El paso de la infancia a la adolescencia suele caracterizase por la rebeldía. A veces con causa y veces, como le ocurría a James Dean, sin ella. El niño, que, desde un primer momento, siempre idolatró a su padre, que nunca se equivocaba, muta hasta convertirse en algo completamente distinto, en un crítico insaciable de las órdenes emanadas de la persona a quien antes obedecía ciegamente.

Este instinto rebelde, sin embargo, disminuye conforme avanzan los años. Y el hijo, convertido ya en hombre, alcanza un estado intermedio en el que, según su criterio, formado por las experiencias vividas y los conocimientos adquiridos, es capaz de diferenciar lo correcto de lo incorrecto.

Es cierto que estos conceptos no son universales y que las opiniones de uno y otro pueden variar de tal forma que lo correcto para el primero pueda no serlo para el segundo. Es algo maravilloso. La divergencia de opiniones, las cuales, siempre que tengan fundamento, dan lugar al debate, la actividad intelectual por naturaleza y, en consecuencia, el origen del conocimiento. Así lo creía Einstein, para quien una velada en la que todos los comensales estuvieran absolutamente de acuerdo en todo era una velada perdida.

Ahora bien, existen ciertas personas que, ya sea por ignorancia o, lo que es peor, por interés, económico, social o partidista, que viene a ser lo mismo, sea aferran a una determinada idea paradójicamente coincidente con la voz de su amo, y la defienden a capa y espada aún en el caso de sospechar o incluso de saber que se trata de algo aberrante. De este modo retornan a la infancia y, sobre todo, a aquella frase que los impúberes suelen pronunciar en los recreos cuando alguno de sus amiguitos contradice lo sentenciado por su padre: papá todo lo hace bien.

Papá, en el supuesto que nos ocupa, es el partido político de turno. Azul, rojo, verde o multicolor. No importa. Haga lo que haga el autodenominado como «líder», bien hecho ésta. Puede subir los impuestos, reducir las ayudas a quienes más lo necesitan, exaltar la labor de un país vecino que asesina vilmente a los hambrientos que sólo intentan dejar atrás su desdicha o elaborar leyes vanguardistas cuyo contenido resulta indiferente a la mayor parte de la sociedad. Si lo ha hecho él o cualquiera de sus vasallos, debe ser defendido y exaltado. Así de simple.

Pero no nos equivoquemos. No se trata del clásico maniqueísmo. Estas personas no son seguidores de ninguna religión sincrética. No admiten dos principios creadores en constante conflicto: el bien y el mal. Es todo mucho más sencillo. Los principios, para ellos, son mutables. Y su mutación no parte del conocimiento ni del debate, sino tan solo de la palabra, de una palabra, la del líder, que nunca yerra.

Y es que la crítica, aunque sea velada, puede suponer una terrible pérdida.
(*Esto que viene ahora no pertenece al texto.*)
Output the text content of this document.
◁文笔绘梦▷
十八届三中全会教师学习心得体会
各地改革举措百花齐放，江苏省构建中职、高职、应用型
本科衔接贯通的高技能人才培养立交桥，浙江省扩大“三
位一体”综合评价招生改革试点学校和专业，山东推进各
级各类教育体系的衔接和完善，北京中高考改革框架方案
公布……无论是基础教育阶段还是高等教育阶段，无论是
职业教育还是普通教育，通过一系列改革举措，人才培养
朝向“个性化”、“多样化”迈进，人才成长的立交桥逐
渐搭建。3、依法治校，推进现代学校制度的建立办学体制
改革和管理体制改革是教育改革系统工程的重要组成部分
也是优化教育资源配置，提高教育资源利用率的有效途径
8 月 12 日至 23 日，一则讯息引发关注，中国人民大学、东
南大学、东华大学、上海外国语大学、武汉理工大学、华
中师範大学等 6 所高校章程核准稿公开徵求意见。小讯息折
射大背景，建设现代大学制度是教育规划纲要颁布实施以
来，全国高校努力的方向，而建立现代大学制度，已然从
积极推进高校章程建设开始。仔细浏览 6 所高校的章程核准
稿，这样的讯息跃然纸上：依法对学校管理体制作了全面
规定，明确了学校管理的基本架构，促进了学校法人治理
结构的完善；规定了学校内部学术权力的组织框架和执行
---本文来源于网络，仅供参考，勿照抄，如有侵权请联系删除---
Económica, por supuesto, que coincide con un puesto en una lista electoral, un escaño, una subvención o un sueldo de asesor. «Yo al oro me humillo», decía don Francisco de Quevedo, «poderoso caballero es don Dinero».

Ejemplos hay muchos. Y el más paradigmático de estas últimas semanas ha sido el salto a la valla de Melilla del viernes 24 de junio. Un mes más tarde, muchos de quienes presumen de progresismo y solidaridad con el prójimo no sólo no han condenado la monstruosa actuación de Marruecos, sino que incluso han respaldado su proceder homicida.

Veintitrés personas murieron aquel fatídico día (treinta y siete, según las ONG) y, pese a ello, un político español de sobra conocido, después de reunirse con su homólogo marroquí para disfrutar de un té moruno, se atrevió a decir que Marruecos está realizando un trabajo de contención importante hacia la emigración irregular que debe ser reconocido. A lo que yo me pregunto, ¿cómo puede una persona, sea de la ideología que sea, profese una u otra religión, defender una carnicería como la que vimos todos a través de las cámaras de televisión?

Otros, militantes fieles y disciplinados, simplemente han guardado silencio. Porque claro, si hablan, si critican, más vale que se vayan buscando un trabajo ajeno a la política. Y eso, lo de madrugar, sobre todo cuando uno no está acostumbrado, es duro. Es mejor medrar. Y si uno puede hacerlo desde la pubertad, mejor aún. Más tiempo para alcanzar el puesto soñado, aquel que requiera de su titular la colosal destreza de saber pulsar un botón cuando suena el silbato y de permanecer impasible, cualquiera que sea el objeto de lo votado, cuando el líder impone el silencio.

Obedeced, amigos míos, obedeced. Y seréis recompensados.